Eric Crockett ecrockett0 at gmail.com
Tue Nov 18 14:38:43 UTC 2014


For the purposes of profiling a partially evaluated program, I'm interested 
in knowing the best way to terminate a GHC program. This is useful for 
profiling programs that take a long time to run, possibly as long as 
forever. It appears that *if* the program can be terminated with a single 
^c, then profiling information is written to output. Sometimes, a single ^c 
doesn't kill the program, at not before I get impatient and hit ^c again. 
Usually two ^c will kill the program, but then no profiling data is written 
to output.

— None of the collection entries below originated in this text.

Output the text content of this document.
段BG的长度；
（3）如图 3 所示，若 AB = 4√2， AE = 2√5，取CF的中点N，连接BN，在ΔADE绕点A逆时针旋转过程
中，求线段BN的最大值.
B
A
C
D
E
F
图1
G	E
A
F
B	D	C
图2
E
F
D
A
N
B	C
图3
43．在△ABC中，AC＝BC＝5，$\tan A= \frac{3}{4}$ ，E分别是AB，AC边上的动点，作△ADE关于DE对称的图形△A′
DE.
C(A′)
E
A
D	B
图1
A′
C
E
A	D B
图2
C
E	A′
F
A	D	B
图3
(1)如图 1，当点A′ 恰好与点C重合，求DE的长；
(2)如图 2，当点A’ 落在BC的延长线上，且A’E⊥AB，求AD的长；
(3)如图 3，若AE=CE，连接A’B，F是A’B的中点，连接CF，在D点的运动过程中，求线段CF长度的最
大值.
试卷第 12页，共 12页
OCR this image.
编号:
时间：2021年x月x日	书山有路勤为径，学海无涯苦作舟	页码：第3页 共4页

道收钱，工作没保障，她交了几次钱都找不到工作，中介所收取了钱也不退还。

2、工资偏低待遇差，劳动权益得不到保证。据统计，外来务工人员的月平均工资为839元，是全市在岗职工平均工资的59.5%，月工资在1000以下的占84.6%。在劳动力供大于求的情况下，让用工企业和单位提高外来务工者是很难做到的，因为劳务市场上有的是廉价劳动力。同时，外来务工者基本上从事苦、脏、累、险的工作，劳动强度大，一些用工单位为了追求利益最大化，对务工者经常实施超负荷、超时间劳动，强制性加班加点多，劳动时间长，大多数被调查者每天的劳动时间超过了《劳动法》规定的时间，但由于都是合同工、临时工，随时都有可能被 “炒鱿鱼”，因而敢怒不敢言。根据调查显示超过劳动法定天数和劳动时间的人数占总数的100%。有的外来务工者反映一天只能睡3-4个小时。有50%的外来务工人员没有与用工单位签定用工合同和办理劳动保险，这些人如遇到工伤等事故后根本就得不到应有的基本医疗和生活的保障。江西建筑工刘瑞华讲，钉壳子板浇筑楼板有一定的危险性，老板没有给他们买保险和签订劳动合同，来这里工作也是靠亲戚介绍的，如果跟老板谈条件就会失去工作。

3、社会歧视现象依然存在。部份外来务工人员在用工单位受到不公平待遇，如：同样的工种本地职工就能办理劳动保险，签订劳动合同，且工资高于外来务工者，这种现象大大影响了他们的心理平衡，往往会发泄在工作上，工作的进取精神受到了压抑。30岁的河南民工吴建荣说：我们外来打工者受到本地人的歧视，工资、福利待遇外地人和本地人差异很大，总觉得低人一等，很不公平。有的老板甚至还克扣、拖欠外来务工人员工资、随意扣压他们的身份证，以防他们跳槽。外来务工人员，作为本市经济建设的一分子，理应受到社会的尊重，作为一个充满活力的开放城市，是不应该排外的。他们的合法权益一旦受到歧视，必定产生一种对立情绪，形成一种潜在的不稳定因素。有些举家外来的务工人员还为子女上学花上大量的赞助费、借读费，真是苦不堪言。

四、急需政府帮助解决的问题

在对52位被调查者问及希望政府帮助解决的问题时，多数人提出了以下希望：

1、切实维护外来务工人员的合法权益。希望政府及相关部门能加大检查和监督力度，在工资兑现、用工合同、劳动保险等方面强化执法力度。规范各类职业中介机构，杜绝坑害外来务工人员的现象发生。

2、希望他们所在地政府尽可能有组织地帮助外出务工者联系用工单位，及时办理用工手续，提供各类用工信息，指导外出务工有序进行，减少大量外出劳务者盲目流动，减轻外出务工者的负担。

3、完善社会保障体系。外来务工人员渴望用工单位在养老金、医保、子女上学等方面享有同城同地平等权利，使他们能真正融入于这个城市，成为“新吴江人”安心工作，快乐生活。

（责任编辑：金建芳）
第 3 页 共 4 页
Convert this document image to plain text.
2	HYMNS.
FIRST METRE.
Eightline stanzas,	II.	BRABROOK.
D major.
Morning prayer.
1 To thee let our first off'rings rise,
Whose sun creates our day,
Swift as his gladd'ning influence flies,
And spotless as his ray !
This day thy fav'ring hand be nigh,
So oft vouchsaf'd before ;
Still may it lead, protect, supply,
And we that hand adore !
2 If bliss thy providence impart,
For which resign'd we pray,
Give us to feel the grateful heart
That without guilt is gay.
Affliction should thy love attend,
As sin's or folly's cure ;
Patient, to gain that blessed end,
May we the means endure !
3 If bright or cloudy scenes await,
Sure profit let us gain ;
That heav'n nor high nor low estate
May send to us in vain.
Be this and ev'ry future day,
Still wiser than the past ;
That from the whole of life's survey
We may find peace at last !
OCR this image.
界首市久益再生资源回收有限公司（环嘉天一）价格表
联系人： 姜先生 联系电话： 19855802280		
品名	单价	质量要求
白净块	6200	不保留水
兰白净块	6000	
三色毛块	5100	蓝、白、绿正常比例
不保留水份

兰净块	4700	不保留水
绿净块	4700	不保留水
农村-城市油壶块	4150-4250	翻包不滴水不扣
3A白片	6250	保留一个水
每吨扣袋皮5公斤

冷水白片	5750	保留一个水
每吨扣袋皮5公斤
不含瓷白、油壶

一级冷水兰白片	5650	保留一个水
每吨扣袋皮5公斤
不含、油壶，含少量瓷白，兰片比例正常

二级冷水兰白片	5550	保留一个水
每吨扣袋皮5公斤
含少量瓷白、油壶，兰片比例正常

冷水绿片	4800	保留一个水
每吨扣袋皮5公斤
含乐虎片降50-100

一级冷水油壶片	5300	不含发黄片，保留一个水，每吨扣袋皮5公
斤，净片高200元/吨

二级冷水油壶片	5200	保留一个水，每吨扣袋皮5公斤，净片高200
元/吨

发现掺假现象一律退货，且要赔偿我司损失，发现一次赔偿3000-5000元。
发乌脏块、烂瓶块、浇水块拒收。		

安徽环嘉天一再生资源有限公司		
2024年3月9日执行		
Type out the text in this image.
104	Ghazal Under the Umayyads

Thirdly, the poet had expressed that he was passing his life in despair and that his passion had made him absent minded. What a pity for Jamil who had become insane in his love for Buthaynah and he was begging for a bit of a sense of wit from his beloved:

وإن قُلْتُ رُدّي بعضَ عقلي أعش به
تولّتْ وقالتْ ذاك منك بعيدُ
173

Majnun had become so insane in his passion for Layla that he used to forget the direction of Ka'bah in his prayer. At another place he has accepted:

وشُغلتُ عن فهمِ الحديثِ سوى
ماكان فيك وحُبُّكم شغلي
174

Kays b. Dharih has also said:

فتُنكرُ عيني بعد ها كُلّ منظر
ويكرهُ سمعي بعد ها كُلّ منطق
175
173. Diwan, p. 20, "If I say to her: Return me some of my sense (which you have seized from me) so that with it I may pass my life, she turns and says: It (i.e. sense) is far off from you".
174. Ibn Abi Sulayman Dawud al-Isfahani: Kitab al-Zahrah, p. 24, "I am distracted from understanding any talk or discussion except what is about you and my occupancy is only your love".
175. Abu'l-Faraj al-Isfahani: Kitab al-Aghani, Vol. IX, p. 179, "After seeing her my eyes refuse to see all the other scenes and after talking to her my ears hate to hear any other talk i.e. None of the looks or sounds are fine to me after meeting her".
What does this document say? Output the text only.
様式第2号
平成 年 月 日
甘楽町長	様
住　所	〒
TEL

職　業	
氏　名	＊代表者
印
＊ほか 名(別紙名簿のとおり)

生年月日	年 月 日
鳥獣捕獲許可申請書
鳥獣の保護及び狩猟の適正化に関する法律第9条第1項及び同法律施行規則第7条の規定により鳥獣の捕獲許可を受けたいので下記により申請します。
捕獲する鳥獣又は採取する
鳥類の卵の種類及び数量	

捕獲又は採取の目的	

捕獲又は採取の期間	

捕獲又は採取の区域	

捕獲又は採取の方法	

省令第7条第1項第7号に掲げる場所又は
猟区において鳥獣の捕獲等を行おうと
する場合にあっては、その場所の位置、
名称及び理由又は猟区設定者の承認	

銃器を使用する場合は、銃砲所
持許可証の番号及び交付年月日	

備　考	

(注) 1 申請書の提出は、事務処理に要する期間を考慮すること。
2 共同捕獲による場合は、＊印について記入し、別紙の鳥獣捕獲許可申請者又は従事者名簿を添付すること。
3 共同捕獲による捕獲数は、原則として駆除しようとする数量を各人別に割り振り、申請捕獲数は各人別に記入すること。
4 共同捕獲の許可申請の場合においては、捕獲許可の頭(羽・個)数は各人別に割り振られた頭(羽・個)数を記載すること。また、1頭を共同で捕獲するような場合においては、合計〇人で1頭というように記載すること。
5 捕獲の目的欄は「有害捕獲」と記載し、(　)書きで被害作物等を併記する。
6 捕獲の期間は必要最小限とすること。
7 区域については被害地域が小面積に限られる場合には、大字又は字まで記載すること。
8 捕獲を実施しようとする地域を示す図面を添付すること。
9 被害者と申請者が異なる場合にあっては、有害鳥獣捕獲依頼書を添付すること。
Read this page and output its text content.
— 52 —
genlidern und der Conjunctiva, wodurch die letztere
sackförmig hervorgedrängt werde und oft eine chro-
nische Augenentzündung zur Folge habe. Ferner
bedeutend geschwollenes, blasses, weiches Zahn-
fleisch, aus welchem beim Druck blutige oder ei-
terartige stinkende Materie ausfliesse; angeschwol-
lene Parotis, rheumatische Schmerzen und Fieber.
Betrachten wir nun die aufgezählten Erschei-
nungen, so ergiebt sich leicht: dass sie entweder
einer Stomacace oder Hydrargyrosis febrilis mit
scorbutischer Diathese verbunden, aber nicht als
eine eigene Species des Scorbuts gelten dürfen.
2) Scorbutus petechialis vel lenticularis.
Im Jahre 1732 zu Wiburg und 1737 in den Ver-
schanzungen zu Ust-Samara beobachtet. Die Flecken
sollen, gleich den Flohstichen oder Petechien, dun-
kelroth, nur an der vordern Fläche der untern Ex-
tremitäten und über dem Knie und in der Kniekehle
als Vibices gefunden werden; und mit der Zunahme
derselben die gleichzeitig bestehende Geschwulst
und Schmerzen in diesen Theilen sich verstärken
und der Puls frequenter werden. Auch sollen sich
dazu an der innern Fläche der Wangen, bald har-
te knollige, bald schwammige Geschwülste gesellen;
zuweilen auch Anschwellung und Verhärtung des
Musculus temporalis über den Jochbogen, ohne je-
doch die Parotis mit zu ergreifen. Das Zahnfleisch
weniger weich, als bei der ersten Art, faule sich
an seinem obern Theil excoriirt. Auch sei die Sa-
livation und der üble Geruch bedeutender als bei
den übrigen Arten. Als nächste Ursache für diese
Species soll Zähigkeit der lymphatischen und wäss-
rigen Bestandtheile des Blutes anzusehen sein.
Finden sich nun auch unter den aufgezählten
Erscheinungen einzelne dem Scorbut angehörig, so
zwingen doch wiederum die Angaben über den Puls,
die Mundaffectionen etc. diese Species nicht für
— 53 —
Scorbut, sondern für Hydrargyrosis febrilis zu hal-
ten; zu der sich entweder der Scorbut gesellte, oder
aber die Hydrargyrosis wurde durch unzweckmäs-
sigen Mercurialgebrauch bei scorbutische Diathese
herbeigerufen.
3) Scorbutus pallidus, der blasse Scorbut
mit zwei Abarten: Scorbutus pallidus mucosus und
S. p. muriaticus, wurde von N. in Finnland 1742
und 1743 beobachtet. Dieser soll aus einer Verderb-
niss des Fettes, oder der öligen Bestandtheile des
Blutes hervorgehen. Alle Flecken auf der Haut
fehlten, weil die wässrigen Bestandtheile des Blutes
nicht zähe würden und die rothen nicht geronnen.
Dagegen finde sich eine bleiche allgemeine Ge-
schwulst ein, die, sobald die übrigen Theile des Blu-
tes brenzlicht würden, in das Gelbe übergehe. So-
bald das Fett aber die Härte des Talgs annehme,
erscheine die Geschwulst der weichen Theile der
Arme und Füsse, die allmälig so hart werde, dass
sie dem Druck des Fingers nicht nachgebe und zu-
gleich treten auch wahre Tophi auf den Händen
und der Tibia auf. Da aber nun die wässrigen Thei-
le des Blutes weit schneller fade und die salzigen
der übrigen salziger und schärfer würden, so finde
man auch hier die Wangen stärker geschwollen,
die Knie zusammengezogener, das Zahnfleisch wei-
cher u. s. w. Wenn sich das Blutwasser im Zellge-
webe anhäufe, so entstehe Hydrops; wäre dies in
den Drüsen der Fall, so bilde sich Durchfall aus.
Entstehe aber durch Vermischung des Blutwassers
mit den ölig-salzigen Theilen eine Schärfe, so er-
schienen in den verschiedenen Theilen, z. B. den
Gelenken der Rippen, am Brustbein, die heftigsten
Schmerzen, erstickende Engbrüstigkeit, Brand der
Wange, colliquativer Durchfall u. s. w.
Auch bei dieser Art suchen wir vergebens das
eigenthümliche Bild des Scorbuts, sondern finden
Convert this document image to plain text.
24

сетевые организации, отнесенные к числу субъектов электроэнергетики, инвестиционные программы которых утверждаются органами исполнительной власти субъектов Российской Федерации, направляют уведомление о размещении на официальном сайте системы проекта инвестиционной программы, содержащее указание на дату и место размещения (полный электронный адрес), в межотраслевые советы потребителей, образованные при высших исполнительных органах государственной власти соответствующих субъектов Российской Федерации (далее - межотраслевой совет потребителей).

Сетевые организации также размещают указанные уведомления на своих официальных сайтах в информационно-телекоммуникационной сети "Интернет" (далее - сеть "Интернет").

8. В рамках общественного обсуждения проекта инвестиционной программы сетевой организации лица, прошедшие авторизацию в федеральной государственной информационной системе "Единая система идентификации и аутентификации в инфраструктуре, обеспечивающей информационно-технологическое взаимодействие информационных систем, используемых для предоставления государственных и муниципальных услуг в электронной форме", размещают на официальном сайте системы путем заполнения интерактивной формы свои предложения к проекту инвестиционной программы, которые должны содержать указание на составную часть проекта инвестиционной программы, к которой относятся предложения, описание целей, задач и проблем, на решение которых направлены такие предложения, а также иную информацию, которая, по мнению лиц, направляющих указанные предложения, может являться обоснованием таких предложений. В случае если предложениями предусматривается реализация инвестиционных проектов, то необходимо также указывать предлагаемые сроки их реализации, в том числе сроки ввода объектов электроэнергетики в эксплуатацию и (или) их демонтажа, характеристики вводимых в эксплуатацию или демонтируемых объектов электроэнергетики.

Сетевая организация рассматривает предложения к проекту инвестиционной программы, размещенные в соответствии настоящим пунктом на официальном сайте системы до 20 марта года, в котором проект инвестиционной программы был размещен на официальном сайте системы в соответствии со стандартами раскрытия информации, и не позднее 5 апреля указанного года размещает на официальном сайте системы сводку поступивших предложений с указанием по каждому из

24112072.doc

As a simple example,

Main.hs
fib n = fib (n - 1) + fib (n - 2)
main = print $ fib 100

Compiling with -prof and running with +RTS -p, I can kill this program with 
a *single* ^c in the first approximately 10 seconds of execution, but after 
that only two ^c will do the job. Looking at my resources, this change 
appears to coincide with the program using all of my physical memory and 
moving to swap space, however that could also be coincidental.

Why does ^c work sometimes, but not other times for the same program? What 
is the easiest way to ensure that profiling data will get printed when the 
program does not terminate on its own?